Credit default swaps (CDSs) look a lot like insurance, in which party A, holding debt from party C, makes periodic payments to party B. If party C defaults on debt, party B pays party A. This removes the risk of party C securities, at least on paper, which allows party A to take on yet more debt. But it's not just insurance: party A does not have to have a stake in party C or incur any loss from C to get a payoff, so this aspect of it is really a betting parlor, where people bet on how well or ill party C will do. The value of this insurance cum casino has rocketed in recent years and is now twice the value of the stock market, and three times that of US GDP. Mind-boggling quantities of money are involved and nothing actually gets produced.
Not just CDSs but also mortgage backed securities have boomed, though far less dramatically than CDSs. But $7.1 trillion is still half of US GDP.

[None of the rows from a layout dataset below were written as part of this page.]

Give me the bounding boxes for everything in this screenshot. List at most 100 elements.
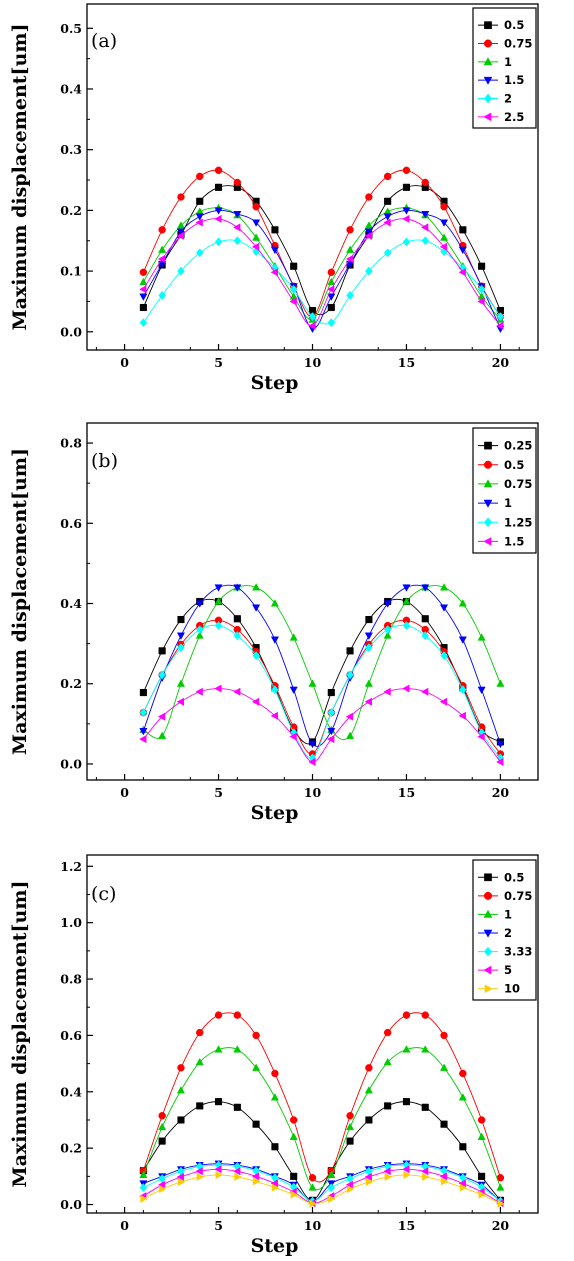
- data-point: [402, 183, 411, 191]
- data-point: [421, 631, 430, 641]
- y-tick-label: 0.5: [60, 21, 82, 36]
- data-point: [214, 166, 223, 175]
- data-point: [290, 1172, 298, 1180]
- data-point: [195, 213, 204, 221]
- data-point: [252, 604, 261, 612]
- series-line: [142, 598, 501, 745]
- series-line: [142, 218, 501, 327]
- legend-marker: [483, 537, 492, 546]
- legend-box: [472, 7, 537, 129]
- data-point: [176, 679, 186, 687]
- legend-marker: [484, 21, 492, 30]
- y-tick-label: 0.0: [60, 1197, 82, 1212]
- data-point: [251, 242, 260, 251]
- data-point: [346, 1137, 354, 1145]
- data-point: [177, 1177, 186, 1187]
- data-point: [176, 228, 186, 236]
- legend: 0.25 0.5 0.75 1 1.25 1.5: [472, 427, 537, 554]
- data-point: [233, 1103, 241, 1111]
- legend-entry: 0.5: [504, 870, 524, 884]
- x-tick-label: 0: [120, 1218, 129, 1233]
- data-point: [177, 266, 185, 276]
- data-point: [478, 262, 486, 270]
- legend-entry: 0.75: [504, 477, 532, 491]
- data-point: [346, 290, 354, 300]
- chart-panel-2: 0 5 10 15 20 0.0 0.2 0.4 0.6 0.8 Step Maximum displ…: [9, 422, 539, 824]
- legend: 0.5 0.75 1 1.5 2 2.5: [472, 7, 537, 129]
- data-point: [327, 293, 336, 301]
- data-point: [271, 1183, 280, 1192]
- data-point: [139, 689, 147, 697]
- series-0.5: [139, 616, 505, 758]
- data-point: [402, 214, 410, 223]
- data-point: [252, 1120, 260, 1128]
- plot-frame: [86, 422, 539, 781]
- data-point: [383, 213, 392, 221]
- legend-marker: [483, 479, 493, 488]
- y-tick-label: 0.2: [60, 676, 82, 691]
- data-point: [365, 643, 373, 653]
- data-point: [271, 226, 279, 234]
- y-tick-label: 0.3: [60, 142, 82, 157]
- data-point: [270, 268, 278, 277]
- x-tick-label: 20: [492, 1218, 510, 1233]
- data-point: [233, 236, 242, 246]
- data-point: [346, 1112, 354, 1120]
- x-tick-label: 10: [304, 785, 322, 800]
- data-point: [440, 1177, 449, 1186]
- panel-label: (a): [91, 30, 117, 52]
- data-point: [345, 712, 354, 721]
- chart-panel-3: 0 5 10 15 200.00.20.40.60.81.01.2StepMaximum…: [9, 854, 539, 1257]
- data-point: [308, 679, 317, 687]
- series-line: [142, 1012, 501, 1183]
- data-point: [383, 1028, 392, 1037]
- data-point: [233, 223, 241, 232]
- data-point: [158, 1122, 167, 1131]
- data-point: [158, 290, 166, 300]
- data-point: [177, 1116, 185, 1124]
- series-0.5: [139, 183, 504, 316]
- legend-entry: 1: [504, 907, 512, 921]
- data-point: [439, 1172, 448, 1181]
- data-point: [158, 731, 167, 739]
- data-point: [421, 210, 430, 219]
- data-point: [139, 303, 147, 312]
- data-point: [308, 312, 317, 322]
- series-0.75: [139, 583, 505, 741]
- data-point: [402, 684, 410, 693]
- data-point: [440, 197, 448, 205]
- data-point: [383, 600, 392, 608]
- x-axis-title: Step: [251, 1235, 299, 1257]
- data-point: [139, 277, 148, 286]
- series-line: [142, 207, 501, 321]
- legend-marker: [483, 946, 493, 957]
- data-point: [364, 1172, 372, 1181]
- data-point: [270, 599, 279, 607]
- series-line: [143, 585, 501, 741]
- series-10: [140, 1170, 505, 1208]
- data-point: [364, 632, 373, 640]
- legend-marker: [483, 965, 492, 975]
- data-point: [458, 636, 467, 644]
- data-point: [195, 218, 203, 227]
- series-1: [139, 203, 505, 323]
- data-point: [402, 237, 411, 247]
- data-point: [383, 625, 392, 635]
- data-point: [196, 172, 204, 181]
- plot-frame: [86, 854, 539, 1214]
- data-point: [195, 1057, 204, 1066]
- data-point: [176, 632, 186, 640]
- data-point: [327, 1183, 336, 1193]
- data-point: [459, 685, 467, 695]
- data-point: [214, 183, 223, 191]
- data-point: [459, 1143, 467, 1151]
- data-point: [364, 231, 372, 240]
- data-point: [496, 321, 504, 330]
- series-1.5: [139, 684, 504, 767]
- data-point: [177, 616, 185, 624]
- data-point: [140, 1194, 148, 1203]
- data-point: [233, 1011, 242, 1019]
- x-tick-label: 0: [120, 785, 129, 800]
- data-point: [439, 219, 449, 227]
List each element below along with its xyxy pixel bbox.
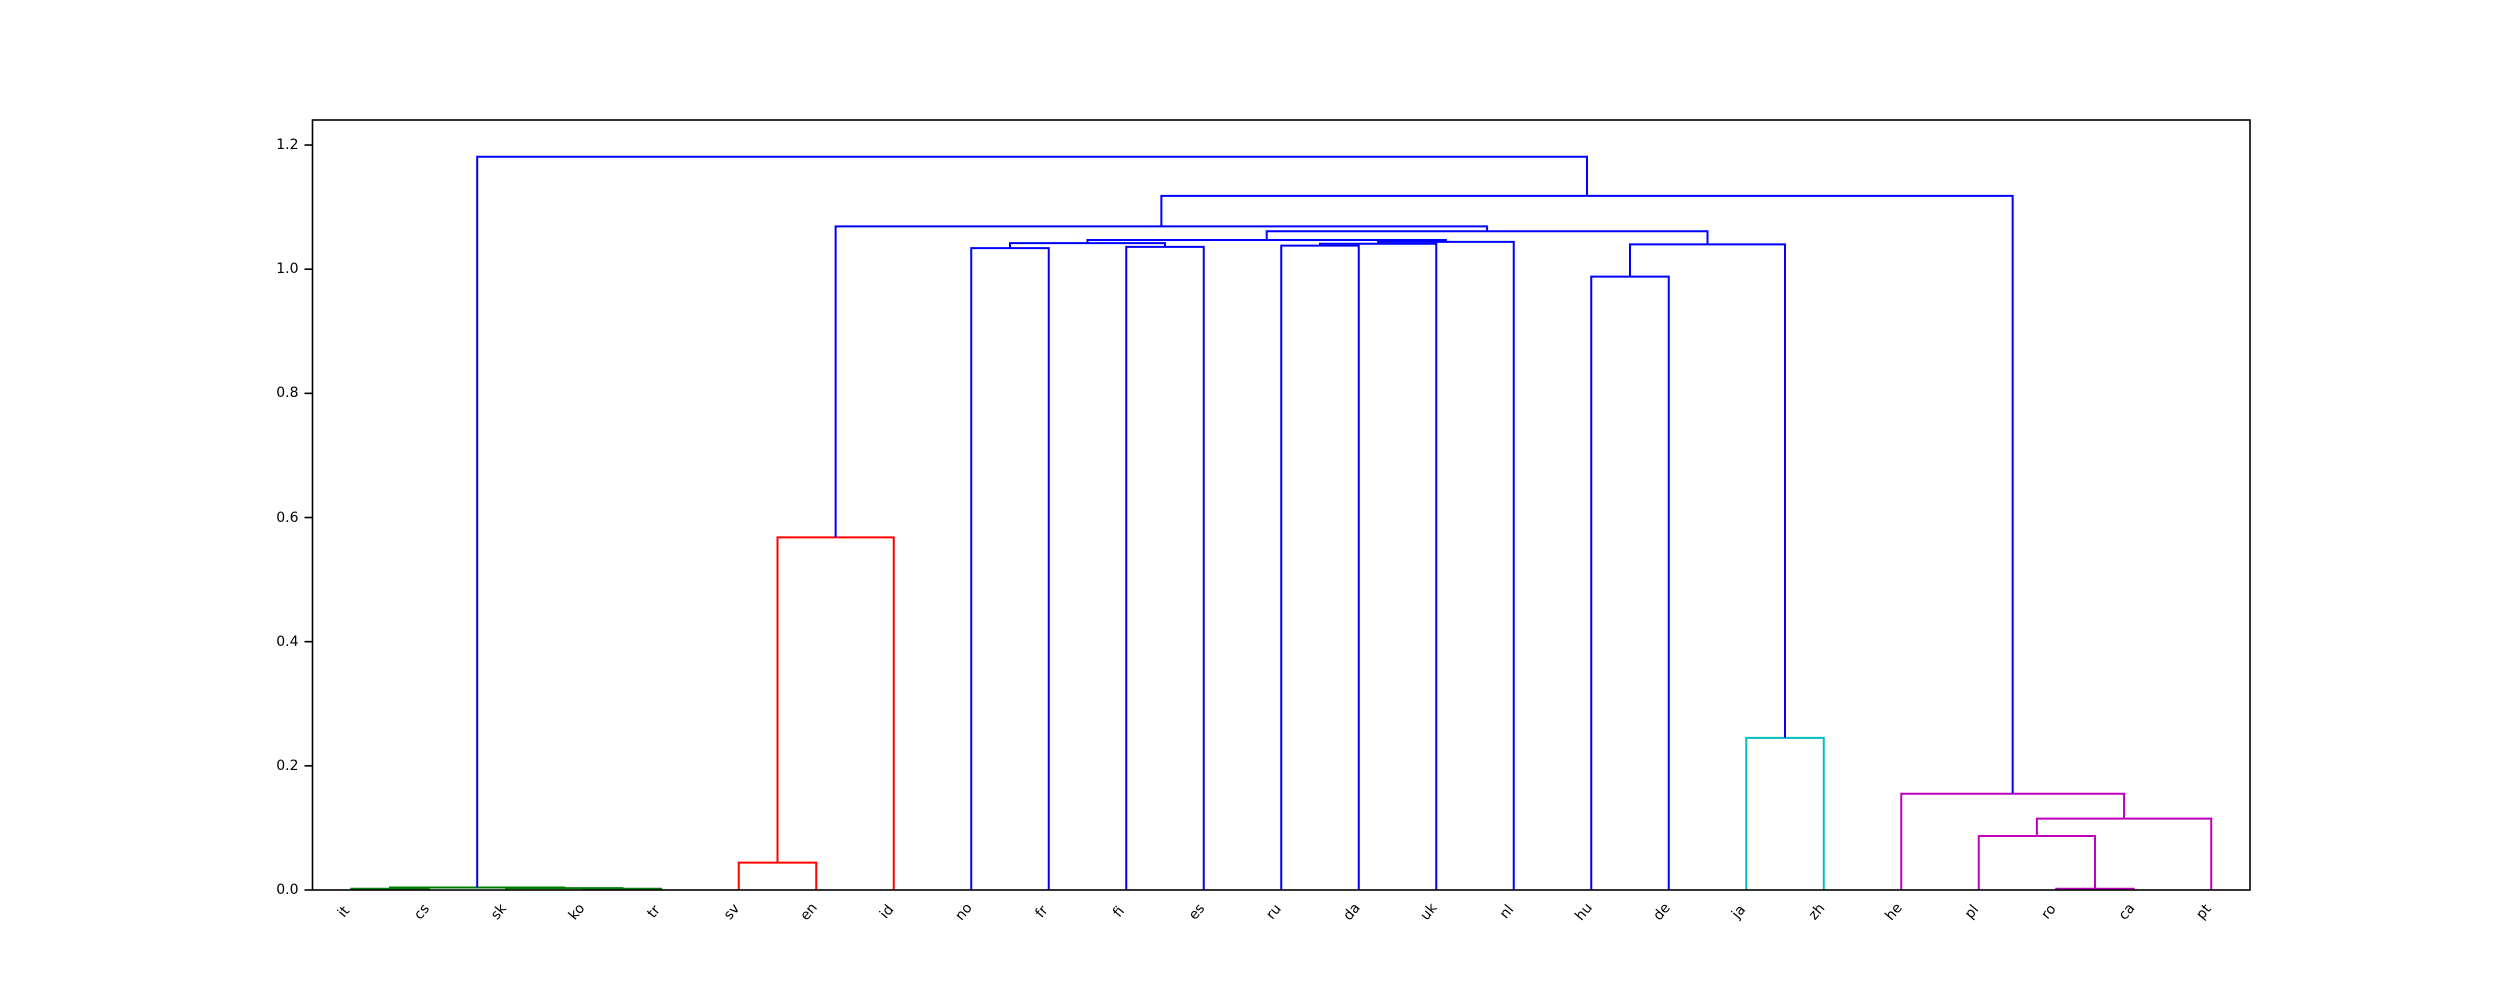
- y-tick-label-1.2: 1.2: [276, 137, 299, 154]
- dendrogram-link-b2: [1125, 245, 1205, 890]
- dendrogram-link-i1: [1160, 194, 2014, 794]
- dendrogram-link-c1: [1745, 736, 1825, 890]
- y-tick-label-0.8: 0.8: [276, 385, 299, 402]
- dendrogram-link-m3: [2035, 817, 2213, 890]
- y-tick-label-0.2: 0.2: [276, 757, 299, 774]
- axes-box: [311, 119, 2251, 891]
- dendrogram-link-b4: [1280, 244, 1360, 890]
- dendrogram-link-b6: [1377, 240, 1515, 890]
- y-tick-label-0.4: 0.4: [276, 633, 299, 650]
- dendrogram-link-g5: [1629, 243, 1786, 738]
- dendrogram-link-j1: [476, 155, 1589, 888]
- dendrogram-link-e1: [1590, 275, 1670, 890]
- dendrogram-link-h1: [834, 225, 1489, 538]
- y-tick-label-1.0: 1.0: [276, 261, 299, 278]
- dendrogram-link-r2: [776, 536, 895, 890]
- dendrogram-link-b1: [970, 247, 1050, 890]
- dendrogram-link-b5: [1319, 242, 1438, 890]
- y-tick-label-0.6: 0.6: [276, 509, 299, 526]
- dendrogram-link-r1: [737, 861, 818, 890]
- y-tick-label-0.0: 0.0: [276, 882, 299, 898]
- dendrogram-link-m4: [1900, 792, 2126, 890]
- dendrogram-link-m2: [1977, 834, 2096, 890]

One more example, if that is necessary. Here are new issuances of asset-backed securities (securities ultimately derived from credit card debt, car loan debt, student loan debt, etc)
It is the same pattern with all debt-derived securities (so called derivatives) -- MBSs, ABSs, CDOs, CMOs (collateralized debt and mortgage obligations), CDSs, etc all really took off in the early 2000s, shortly after deregulation. Until last August or so there was a race on to find new ways to lever on more debt and yet more debt, because debt is money -- right up until the bubble bursts, and everyone is left holding the bag (except of course for some CEOs who get generous packages irrespective of performance, and some vulture capitalists, who can pick up assets for pennies on the dollar). Right now we have no realistic way of gracefully unwinding, and it will likely end in synchronized cliff-diving. On to cement.
So how does this affect you and me? Our economy runs on debt, though that's usually spelled "credit". If manufacturers cannot get credit, new products and product improvements don't happen, and for many if not most production in general shuts down. Innovation and advances in technology go into hibernation. If agriculture cannot get credit, crops don't get planted. If retailers cannot get credit, they cannot buy and have nothing to sell. The economy contracts and unemployment goes up. This leads to further debt defaults, as the unemployed cannot pay mortgages or school loans or car payments, and this is the income stream that supports so much corporate debt. We go into a positive feedback loop of the bad kind (death spiral) and it is really really hard to pull out.
One last thing: the next round of mortgage resets should play out by 2011. We have a ways to go yet before the great deleveraging is over. But it is not too early to call for increased transparency, increased oversight, increased margin requirements, and reduced conflict of interest. It is not too early to call for accountability. If anything it is too late -- but late is better than never.